Structuring Tailwind in Large Hyvä Projects

magentohyvatailwindcss

Structuring Tailwind in large Hyvä projects is mostly about taming growth before it becomes chaos and making the config reflect your design system, not just your current screens. Well-structured Tailwind pays you back in faster onboarding, cleaner DOM, and easier multi‑store theming.

Start with one source of truth

Large Hyvä builds need a single source for tokens and breakpoints instead of ad‑hoc tweaks in each theme. Use the main tailwind.config.js (or a parent/child setup) as your canonical place for colors, typography, spacing and screens.

Define brand colors, font stacks, spacing scale and radius in theme.extend and keep raw hex values out of templates.

In multi‑store setups, keep a shared base config and let child themes extend it via mergeTailwindConfig or similar helper utilities.

Lean on Hyvä’s design‑token support (CSS variables + Tailwind tokens) so PHP‑driven values and Tailwind stay in sync.

Breakpoints that match your product

Tailwind’s screens are defined in theme.screens and can be customised to match your actual UX and analytics, not just the defaults. In Hyvä, that config lives alongside your theme and can also inherit from the default Hyvä theme if you want a consistent baseline.

Decide on a small, stable set of breakpoints (for example sm, md, lg, xl, 2xl, maybe a 3xl for huge catalog layouts) and document what each means in product terms.

When extending, import parent screens and add only what you need instead of redefining everything, e.g. bringing in the Hyvä default then appending a 3xl breakpoint.

Avoid sprinkling max-* or one‑off custom screens per component; those “special” breakpoints are usually a design‑system decision, not a one‑off hack.

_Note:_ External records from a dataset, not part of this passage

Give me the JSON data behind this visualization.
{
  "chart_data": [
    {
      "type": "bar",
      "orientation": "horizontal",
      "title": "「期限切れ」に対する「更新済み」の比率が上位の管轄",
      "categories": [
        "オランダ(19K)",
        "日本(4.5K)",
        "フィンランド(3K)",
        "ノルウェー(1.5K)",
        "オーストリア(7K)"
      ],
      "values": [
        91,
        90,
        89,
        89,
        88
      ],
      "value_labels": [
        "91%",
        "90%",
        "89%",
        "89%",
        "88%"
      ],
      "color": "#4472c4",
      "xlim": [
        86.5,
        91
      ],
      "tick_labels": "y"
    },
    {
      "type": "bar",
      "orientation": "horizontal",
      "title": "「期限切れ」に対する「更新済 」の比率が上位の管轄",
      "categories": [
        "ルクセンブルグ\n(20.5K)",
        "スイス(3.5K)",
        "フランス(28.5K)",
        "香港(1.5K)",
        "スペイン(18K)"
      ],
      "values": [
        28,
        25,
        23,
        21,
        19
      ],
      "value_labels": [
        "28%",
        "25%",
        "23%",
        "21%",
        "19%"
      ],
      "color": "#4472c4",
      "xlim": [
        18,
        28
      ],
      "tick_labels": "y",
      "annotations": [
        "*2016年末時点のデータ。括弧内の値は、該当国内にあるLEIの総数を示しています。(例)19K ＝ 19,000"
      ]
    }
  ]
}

Design system first, utilities second

Hyvä already pushes you toward a component‑based UI with Tailwind and Alpine, so reflect your design system directly in Tailwind tokens. The goal is: designers talk in tokens and components, developers reach for those same names in Tailwind.

Map your palette and typography to semantically named tokens like brand, accent, muted, heading, body rather than raw Tailwind defaults alone.

Use CSS variables for dynamic values (per store, per theme) and reference them via Tailwind.

Reserve totally ad‑hoc utilities (like mt-[37px]) for genuine edge cases; if something appears twice, it probably wants a proper token.

Extract components to avoid utility soup

If every .phtml reads like a wall of Tailwind classes, you will eventually hit “utility soup”. Hyvä and Tailwind give you multiple ways to stop that: component classes, UI libraries, and reusable layout partials.

Use @layer components with @apply in your CSS to extract repeated patterns such as buttons, badges and cards into named classes like .btn-primary or .card.

Group layout primitives (e.g. content widths, container padding, grid shells) into a small set of reusable classes or partials instead of inlining full responsive grids every time.

When something mixes behaviour and styling, create a Hyvä UI component or a Magento block with a clear template and keep the Tailwind config behind a simple class name.

Keep the build lean and maintainable

Hyvä wires Tailwind into Magento with automatic content scanning and a config generation command, but large codebases still need discipline. The more modules and themes you add, the more important it is to control what Tailwind scans and how often you rebuild.

Use hyva:config:generate and hyva.config.json to control which modules are included in Tailwind’s content list so you are not compiling against unused templates.

For custom modules, ship a local Tailwind config and register it so their templates are scanned without polluting the main theme config.

Regularly prune safelists and legacy classes; stale safelisted utilities silently grow your CSS bundle.

Scaling across teams and stores

On big Hyvä builds, Tailwind structure is a collaboration problem as much as a technical one. A thin layer of agreed rules prevents each dev and store from inventing a new micro‑framework.

Document naming conventions, breakpoint usage and when to extract components in a short “Hyvä Tailwind playbook” and keep it in the repo.

For multi‑store Magento setups, centralise shared tokens and breakpoints, and let each store extend only branding and a small set of layout variations in child themes.

Include Tailwind checks in code review: too many inline utilities, new arbitrary values, or one‑off screens are early signals that the design system or config needs an update.

Handled this way, Tailwind in Hyvä stops being a pile of class strings and becomes an explicit, versioned representation of your design system that scales as your Magento project grows.